Conclusion 3: Schopenhauer, I think, is on to something. The tension between suspension and falling has transported us out of an immediate concern for the falling piece as a falling piece and into a meditation on fall and falling. This meditation has become possible because our relation to the falling rocket piece has in an instant become more immediate than the arms-length relations of conceptual understanding that the fourfold root of the principle of sufficient reason governs. It has, instead, become the relation between artwork and beholder. While that’s still a representational relation (WWR, vol. 1, bk 3, §32), it is representation stripped down (like Adam and Eve) to its core components of subject and object. It is representational but, as it were, a mere fig-leaf of representation, covering the abyss of the in-itself.

  1. Art—The third way in which the Koyaanisqatsi clip illustrates Schopenhauer’s claims about “knowledge of the Idea” has to do with the role art plays in that form of ‘knowledge’
  • There’s this absolutely magical transformation in the final Koyaanisqatsi scene from inartful NASA newsreel to modernist work of art (think of video installation)

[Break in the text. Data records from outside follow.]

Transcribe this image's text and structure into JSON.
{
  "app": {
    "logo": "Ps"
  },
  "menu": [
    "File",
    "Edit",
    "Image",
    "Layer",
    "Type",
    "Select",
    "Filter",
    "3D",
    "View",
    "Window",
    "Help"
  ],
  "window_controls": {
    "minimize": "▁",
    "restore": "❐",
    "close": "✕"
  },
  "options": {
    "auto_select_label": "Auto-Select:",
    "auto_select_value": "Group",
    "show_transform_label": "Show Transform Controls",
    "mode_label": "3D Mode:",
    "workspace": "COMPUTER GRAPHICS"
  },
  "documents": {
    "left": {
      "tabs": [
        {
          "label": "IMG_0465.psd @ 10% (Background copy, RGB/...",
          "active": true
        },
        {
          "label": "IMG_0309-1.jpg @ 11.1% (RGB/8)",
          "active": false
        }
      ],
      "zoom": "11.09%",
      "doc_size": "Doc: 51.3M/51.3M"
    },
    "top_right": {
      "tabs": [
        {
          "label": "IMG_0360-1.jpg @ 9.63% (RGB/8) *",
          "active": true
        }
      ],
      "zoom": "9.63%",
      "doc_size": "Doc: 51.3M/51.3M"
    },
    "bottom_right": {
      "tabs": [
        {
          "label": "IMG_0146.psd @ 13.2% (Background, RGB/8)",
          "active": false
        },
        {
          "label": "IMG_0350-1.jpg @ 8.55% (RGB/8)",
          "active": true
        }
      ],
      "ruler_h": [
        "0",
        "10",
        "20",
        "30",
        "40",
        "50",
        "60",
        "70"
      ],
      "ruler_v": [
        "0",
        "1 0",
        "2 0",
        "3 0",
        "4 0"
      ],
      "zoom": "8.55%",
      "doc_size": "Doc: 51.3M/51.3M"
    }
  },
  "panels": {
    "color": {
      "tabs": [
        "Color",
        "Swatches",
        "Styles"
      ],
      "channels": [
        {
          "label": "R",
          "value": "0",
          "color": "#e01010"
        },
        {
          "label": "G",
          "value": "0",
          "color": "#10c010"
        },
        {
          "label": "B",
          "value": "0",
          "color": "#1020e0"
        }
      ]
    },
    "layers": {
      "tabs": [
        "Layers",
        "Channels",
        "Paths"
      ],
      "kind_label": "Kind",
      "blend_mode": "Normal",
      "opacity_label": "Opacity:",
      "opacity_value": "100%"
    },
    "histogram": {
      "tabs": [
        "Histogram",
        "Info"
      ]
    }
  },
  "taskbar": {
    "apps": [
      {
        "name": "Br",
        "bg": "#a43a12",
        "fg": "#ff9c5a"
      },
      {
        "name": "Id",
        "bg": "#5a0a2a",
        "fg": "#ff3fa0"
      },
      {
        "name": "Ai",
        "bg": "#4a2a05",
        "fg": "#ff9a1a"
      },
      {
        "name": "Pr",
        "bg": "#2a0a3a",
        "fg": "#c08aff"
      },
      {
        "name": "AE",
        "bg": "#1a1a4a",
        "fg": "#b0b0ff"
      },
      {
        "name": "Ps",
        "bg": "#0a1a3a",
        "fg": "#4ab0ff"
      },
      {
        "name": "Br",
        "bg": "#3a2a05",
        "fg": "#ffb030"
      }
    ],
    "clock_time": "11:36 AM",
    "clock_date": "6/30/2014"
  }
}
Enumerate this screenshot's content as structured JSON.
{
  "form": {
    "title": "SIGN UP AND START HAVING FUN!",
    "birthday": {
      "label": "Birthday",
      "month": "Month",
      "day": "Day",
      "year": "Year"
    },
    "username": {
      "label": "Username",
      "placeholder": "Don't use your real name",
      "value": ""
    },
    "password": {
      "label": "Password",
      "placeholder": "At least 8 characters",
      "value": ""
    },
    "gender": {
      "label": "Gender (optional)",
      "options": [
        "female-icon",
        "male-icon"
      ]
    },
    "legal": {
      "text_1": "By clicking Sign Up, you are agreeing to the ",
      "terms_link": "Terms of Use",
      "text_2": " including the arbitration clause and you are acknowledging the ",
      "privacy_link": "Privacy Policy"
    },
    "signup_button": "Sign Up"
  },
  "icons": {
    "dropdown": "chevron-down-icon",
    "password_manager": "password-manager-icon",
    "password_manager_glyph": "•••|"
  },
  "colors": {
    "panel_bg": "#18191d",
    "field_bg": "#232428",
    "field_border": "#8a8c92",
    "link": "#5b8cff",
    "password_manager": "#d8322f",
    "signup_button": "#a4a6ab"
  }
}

  • This illustrates Schopenhauer’s point that the relation between subject and object that makes knowledge of the Idea possible is distinctively within the province of art and not science
  • The Koyaanisqatsi clip makes this even more explicit—arguably it guilds the lily a bit—by overlaying the NASA video with a deeply moving Philip Glass soundtrack, which turns the arresting visual experience into an all-around artistic experience.